Certaines glanaient un peu de subsistance grâce à des œuvres de charité privées, comme le fait aujourd’hui le couple de Johnson City. En outre, à tout moment, près de la moitié des mères célibataires bénéficiant de l’aide sociale travaillaient secrètement. Certaines utilisaient une fausse identité pour éviter d’être repérées, ou passaient d’un emploi à l’autre, car les emplois de courte durée n’étaient généralement pas signalés au bureau d’aide sociale. Celles qui n’avaient pas d’emploi formel se faisaient coiffer, gardaient des enfants, vendaient des repas, nettoyaient des maisons ou, parfois, avaient recours au recel de marchandises volées ou à la vente de drogues ou de sexe. Avant la réforme de l’aide sociale, les stratégies employées par les mères célibataires pauvres n’étaient pas des combines pour s’enrichir rapidement ; elles permettaient de gagner quelques dollars ici et là, souvent au prix d’efforts considérables. Combinées à l’aide sociale, plus beaucoup de frugalité à l’ancienne, ces stratégies permettaient généralement de survivre à peine.
Aujourd’hui, un nombre frappant d’Américains vivent avec des revenus extrêmement faibles.
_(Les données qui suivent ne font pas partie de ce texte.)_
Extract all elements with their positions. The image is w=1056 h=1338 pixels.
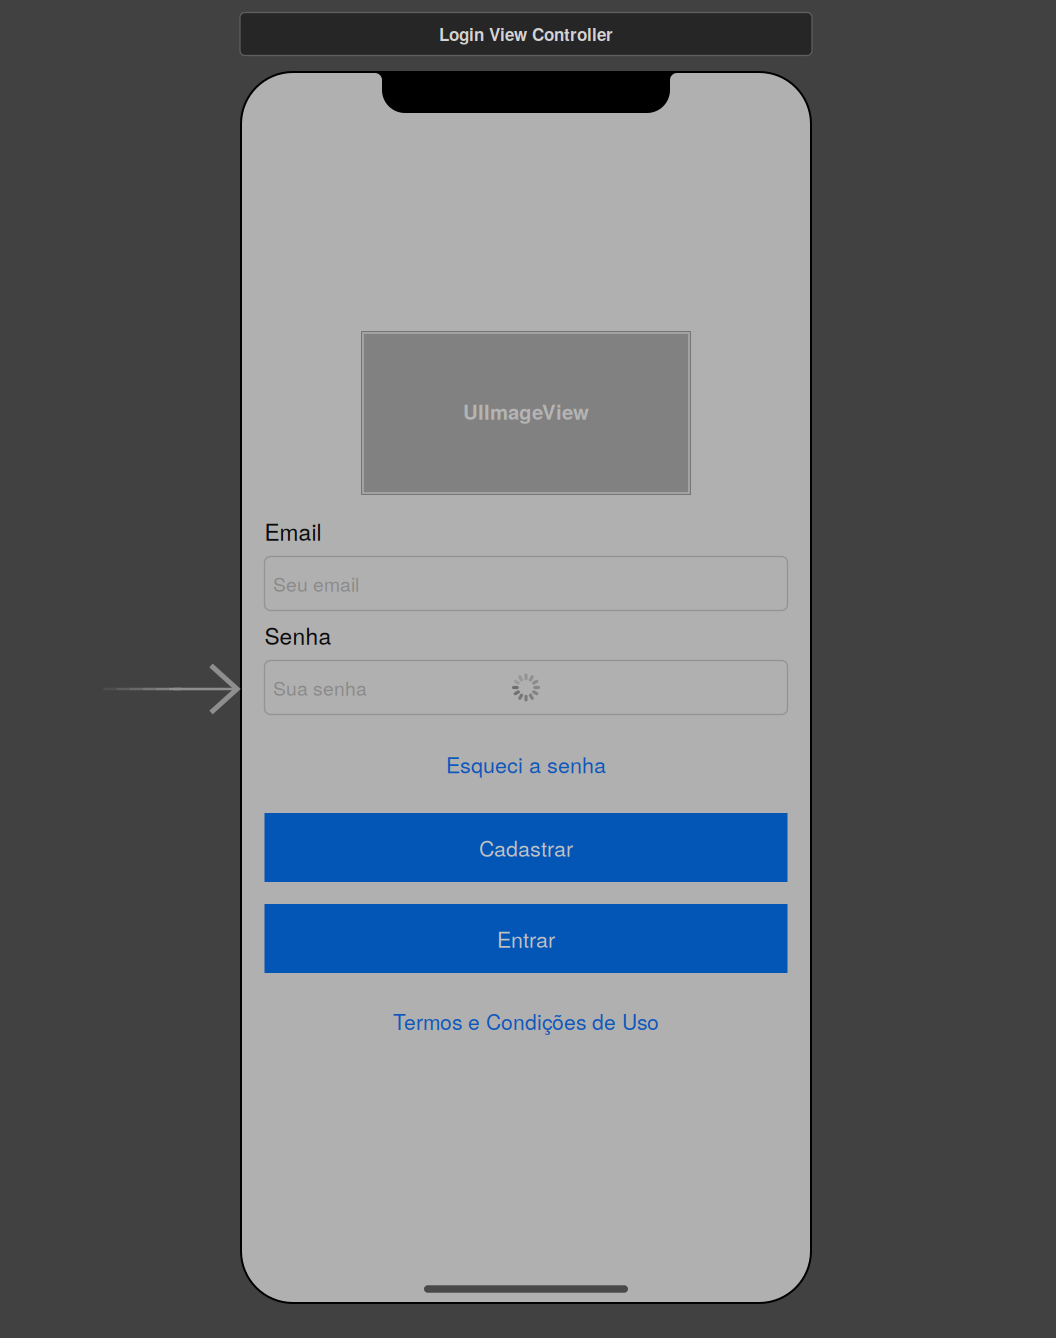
button[interactable]: Sua senha [264,660,788,714]
button[interactable]: Termos e Condições de Uso [264,1002,788,1040]
staticText: Termos e Condições de Uso [393,1006,659,1036]
staticText: Esqueci a senha [446,749,606,779]
staticText: Sua senha [273,674,367,701]
button[interactable]: Entrar [264,904,788,973]
staticText: UIImageView [463,397,589,426]
staticText: Seu email [273,570,359,597]
button[interactable]: Esqueci a senha [264,745,788,783]
staticText: Senha [264,619,332,651]
button[interactable]: Cadastrar [264,813,788,882]
staticText: Email [264,515,322,547]
staticText: Cadastrar [479,832,573,863]
staticText: Login View Controller [439,22,613,46]
button[interactable]: Seu email [264,556,788,610]
button[interactable]: Login View Controller [240,12,812,56]
staticText: Entrar [497,923,555,954]
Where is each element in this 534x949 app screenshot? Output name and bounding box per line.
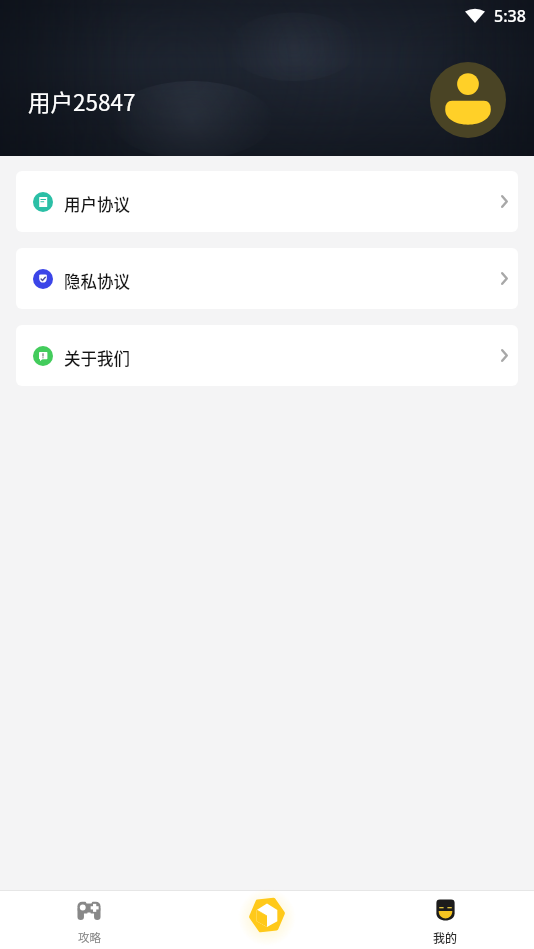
button[interactable]: 用户协议 [16,171,518,232]
staticText: 我的 [433,929,458,946]
staticText: 用户协议 [64,192,130,216]
button[interactable]: 攻略 [0,890,178,949]
staticText: 攻略 [78,929,101,946]
staticText: 隐私协议 [64,269,130,293]
staticText: 关于我们 [64,346,130,370]
button[interactable]: 关于我们 [16,325,518,386]
button[interactable]: Home [178,890,356,949]
staticText: 用户25847 [28,85,136,118]
button[interactable]: Avatar [430,62,506,138]
button[interactable]: 我的 [356,890,534,949]
staticText: 5:38 [494,5,526,26]
button[interactable]: 隐私协议 [16,248,518,309]
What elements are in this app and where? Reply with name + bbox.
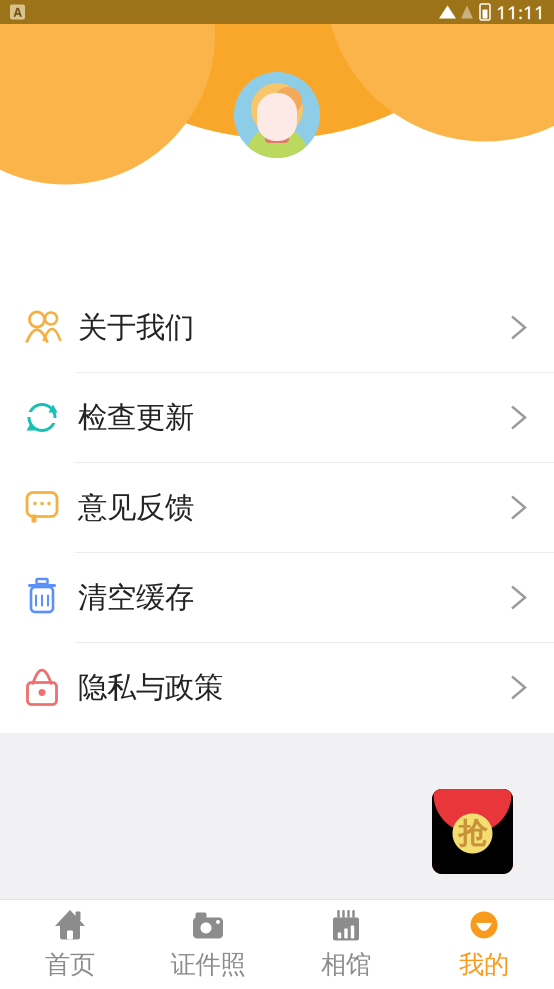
staticText: 意见反馈 — [78, 490, 194, 526]
button[interactable]: 清空缓存 — [0, 553, 554, 643]
staticText: 相馆 — [321, 949, 371, 980]
button[interactable]: 隐私与政策 — [0, 643, 554, 733]
button[interactable]: 意见反馈 — [0, 463, 554, 553]
staticText: 11:11 — [496, 0, 545, 24]
button[interactable]: 首页 — [1, 900, 139, 989]
button[interactable]: 检查更新 — [0, 373, 554, 463]
staticText: 隐私与政策 — [78, 670, 223, 706]
staticText: 清空缓存 — [78, 580, 194, 616]
button[interactable]: 关于我们 — [0, 283, 554, 373]
button[interactable]: 我的 — [415, 900, 553, 989]
button[interactable]: 证件照 — [139, 900, 277, 989]
button[interactable]: 相馆 — [277, 900, 415, 989]
staticText: A — [14, 4, 22, 20]
staticText: 证件照 — [170, 949, 246, 980]
staticText: 我的 — [459, 949, 509, 980]
staticText: 检查更新 — [78, 400, 194, 436]
staticText: 首页 — [45, 949, 95, 980]
button[interactable]: 抢红包 — [432, 789, 513, 874]
staticText: 抢 — [458, 816, 487, 852]
staticText: 关于我们 — [78, 310, 194, 346]
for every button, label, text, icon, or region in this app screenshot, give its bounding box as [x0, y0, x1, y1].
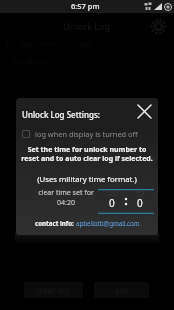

Début 2011, 1,5 million de ménages (avec environ 3 millions d’enfants) survivaient avec des revenus en espèces ne dépassant pas 2 dollars par personne, par jour, pendant un mois donné. Ce qui est différent de nos jours – et ce qui affecte les pauvres à 2 dollars par jour  si profondément – c’est que l’on ne peut plus compter sur l’aide sociale pour fournir un plancher d’argent liquide sur lequel les familles peuvent compter.
La variété des stratégies de survie utilisées par les pauvres à 2 dollars par jour d’aujourd’hui sont des variations des mêmes tactiques que les familles pauvres utilisaient il y a une génération pour s’en sortir : la charité privée, une variété de petits stratagèmes sous la table et la bonne vieille économie. Même ceux qui se situent un peu plus haut dans l’échelle des revenus aujourd’hui, qui ont un emploi stable, ont recours à de telles stratégies de temps à autre lorsque l’argent n’arrive pas à la fin du mois. Mais la mesure dans laquelle les gens doivent recourir aux stratégies les plus risquées – celles qui peuvent exiger un lourd tribut psychologique, juridique et même physique – semble être d’un ordre de grandeur plus important pour les pauvres pratiquement sans argent que pour les familles pauvres ayant un peu d’argent liquide.
Loin d’être passifs, beaucoup parmi les pauvres à 2 dollars par jour prennent les quelques ressources dont ils disposent et essaient de « tirer le meilleur d’un mauvais », comme l’a dit le fils d’un parent à court d’argent. Si les circonstances dans lesquelles ils se trouvent peuvent sembler totalement anti-américaines, leurs actions et leurs perspectives sont, à bien des égards, aussi américaines que possible : elles sont souvent étonnamment optimistes, créatives, axées sur la famille, débrouillardes et imprégnées d’un esprit de réussite qui dément leur situation désespérée. Ils sont peut-être officiellement sans emploi, mais ils travaillent intensément. Leur travail peut être éreintant et, parfois, c’est un travail dans lequel ils versent littéralement leur sang, leur sueur et leurs larmes.
Cet article a été adapté du livre de Kathryn Edin et H. Luke Shaefer, $2.00 a Day : Vivre avec presque rien en Amérique.